Exemple concret : vous avez sorti un single qui a atteint 250 000 flux américains mais vous n'avez jamais enregistré la composition auprès de The MLC. Les flux apparaissent comme non attribués. Après avoir enregistré l'œuvre, téléchargé l'ISRC et une feuille de répartition et déposé une réclamation, vous pouvez souvent récupérer la part mécanique de ces flux. Le temps de récupération varie, et le fait que vous obteniez tout dépend si les DSP ont fourni des journaux d'utilisation qui peuvent être attribués rétroactivement.

Limitation pratique : si un DSP n'a jamais signalé la composition avec un identifiant utilisable ou si les métadonnées de sortie utilisaient des noms d'auteurs incohérents, vous ne pourrez peut-être récupérer qu'une partie ou aucune des sommes non attribuées passées. The MLC ne peut pas inventer de données d'utilisation sources ; il ne peut que faire correspondre ce qui existe ou accepter la documentation justificative lorsque les journaux DSP sont disponibles.

Où les administrateurs aident et où ils n'aident pas : les administrateurs d'édition comme UniteSync peuvent automatiser les enregistrements MLC, maintenir la cohérence des répartitions entre les services et déposer des réclamations en votre nom. Cela réduit les erreurs humaines et accélère la récupération. Mais les administrateurs ne garantissent pas une récupération complète rétroactive si les rapports sources des DSP sont manquants ou incorrects.

Point clé : enregistrez chaque composition auprès de The MLC et vérifiez que vos données ISRC, IPI et de répartition correspondent à celles de votre distributeur. Si vous souhaitez déléguer ce travail, utilisez un administrateur d'édition tel que UniteSync pour centraliser les enregistrements et les réclamations.

Prochaine étape pratique : passez un après-midi à exporter le CSV de votre distributeur, créez ou mettez à jour votre compte sur The MLC, et enregistrez les 5 sorties qui montrent le plus de flux américains. Cette seule session arrêtera les fuites futures et commencera la récupération des redevances mécaniques non attribuées passées.

4. Ignorer la collecte des droits d'exécution publique et des droits voisins internationaux

Problème clé : l'argent que vos chansons ont déjà gagné à l'étranger ne vous parvient souvent jamais car les droits d'exécution publique de la composition et les droits voisins d'enregistrement sonore sont collectés par différentes organisations avec des règles différentes. Traiter une seule PRO américaine ou votre distributeur comme un guichet unique est l'une des plus grandes erreurs en édition musicale que vous puissiez commettre.
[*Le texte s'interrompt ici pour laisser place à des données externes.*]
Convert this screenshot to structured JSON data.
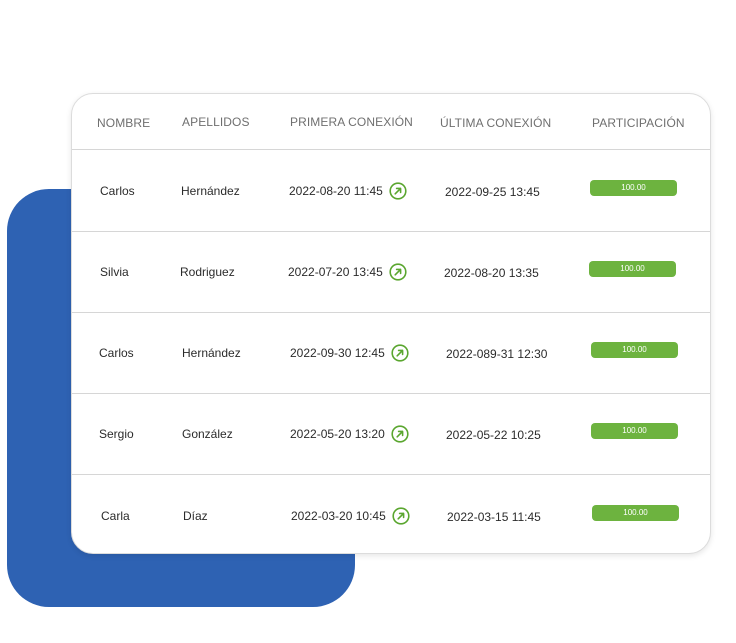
{
  "table": {
    "headers": {
      "nombre": "NOMBRE",
      "apellidos": "APELLIDOS",
      "primera": "PRIMERA CONEXIÓN",
      "ultima": "ÚLTIMA CONEXIÓN",
      "participacion": "PARTICIPACIÓN"
    },
    "rows": [
      {
        "nombre": "Carlos",
        "apellidos": "Hernández",
        "primera": "2022-08-20 11:45",
        "ultima": "2022-09-25 13:45",
        "participacion": "100.00"
      },
      {
        "nombre": "Silvia",
        "apellidos": "Rodriguez",
        "primera": "2022-07-20 13:45",
        "ultima": "2022-08-20 13:35",
        "participacion": "100.00"
      },
      {
        "nombre": "Carlos",
        "apellidos": "Hernández",
        "primera": "2022-09-30 12:45",
        "ultima": "2022-089-31 12:30",
        "participacion": "100.00"
      },
      {
        "nombre": "Sergio",
        "apellidos": "González",
        "primera": "2022-05-20 13:20",
        "ultima": "2022-05-22 10:25",
        "participacion": "100.00"
      },
      {
        "nombre": "Carla",
        "apellidos": "Díaz",
        "primera": "2022-03-20 10:45",
        "ultima": "2022-03-15 11:45",
        "participacion": "100.00"
      }
    ]
  },
  "icons": {
    "open_link": "arrow-up-right-circle-icon"
  },
  "colors": {
    "backdrop": "#2e62b3",
    "badge": "#6db33f",
    "icon": "#5aa62f"
  }
}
Pourquoi c'est important : les collectes de performance publique pour la composition et les collectes de droits voisins pour l'enregistrement suivent des chemins différents. Si vous n'êtes inscrit qu'auprès d'une PRO américaine ou si vous ne comptez que sur votre distributeur, vous manquez probablement les paiements de droits voisins de la radio, de la télévision, du câble et de certaines utilisations numériques dans d'autres pays.

Comment cela entraîne des fuites d'argent en pratique

Exemple concret : vous atterrissez sur une playlist de radio au Royaume-Uni. PRS for Music peut enregistrer la performance de la composition, mais PPL collecte les droits voisins des interprètes et des producteurs pour l'enregistrement. Si vous ne vous êtes jamais inscrit en tant qu'interprète auprès de PPL ou si vous n'avez pas déposé les crédits d'enregistrement, PPL partagera ce pool avec d'autres ayants droit enregistrés ou le conservera dans des soldes non identifiés. Le résultat est des flux et des diffusions qui ne vous génèrent aucun paiement.

Actions immédiates : auditez d'où proviennent vos écoutes à l'aide des analyses de plateforme, puis ouvrez des réclamations ou des enregistrements auprès des CMO locales pertinentes. Commencez par les marchés principaux où se trouve votre public. Si gérer cela vous semble une corvée, utilisez un administrateur d'édition mondial comme UniteSync pour centraliser les enregistrements et réclamer les collectes réciproques.

  1. Étape 1 : Exportez les données de localisation des écoutes de Spotify for Artists, YouTube Studio, Apple Music for Artists et de votre tableau de bord distributeur pour trouver les principaux marchés étrangers au cours des 12 derniers mois.
  2. Étape 2 : Priorisez les CMO pour ces marchés et enregistrez soit la composition, soit les crédits d'interprète d'enregistrement selon les besoins.
  3. Étape 3 : Déposez des réclamations rétroactives auprès de la CMO locale et de votre PRO d'origine lorsque cela est pris en charge, et transmettez les revenus non attribués via The MLC ou votre administrateur si des redevances mécaniques sont impliquées.
  4. Étape 4 : Suivez les réponses et attendez 3 à 12 mois pour que les paiements soient traités ; conservez des copies des ISRC, des dates de sortie et des feuilles de répartition pour étayer les réclamations.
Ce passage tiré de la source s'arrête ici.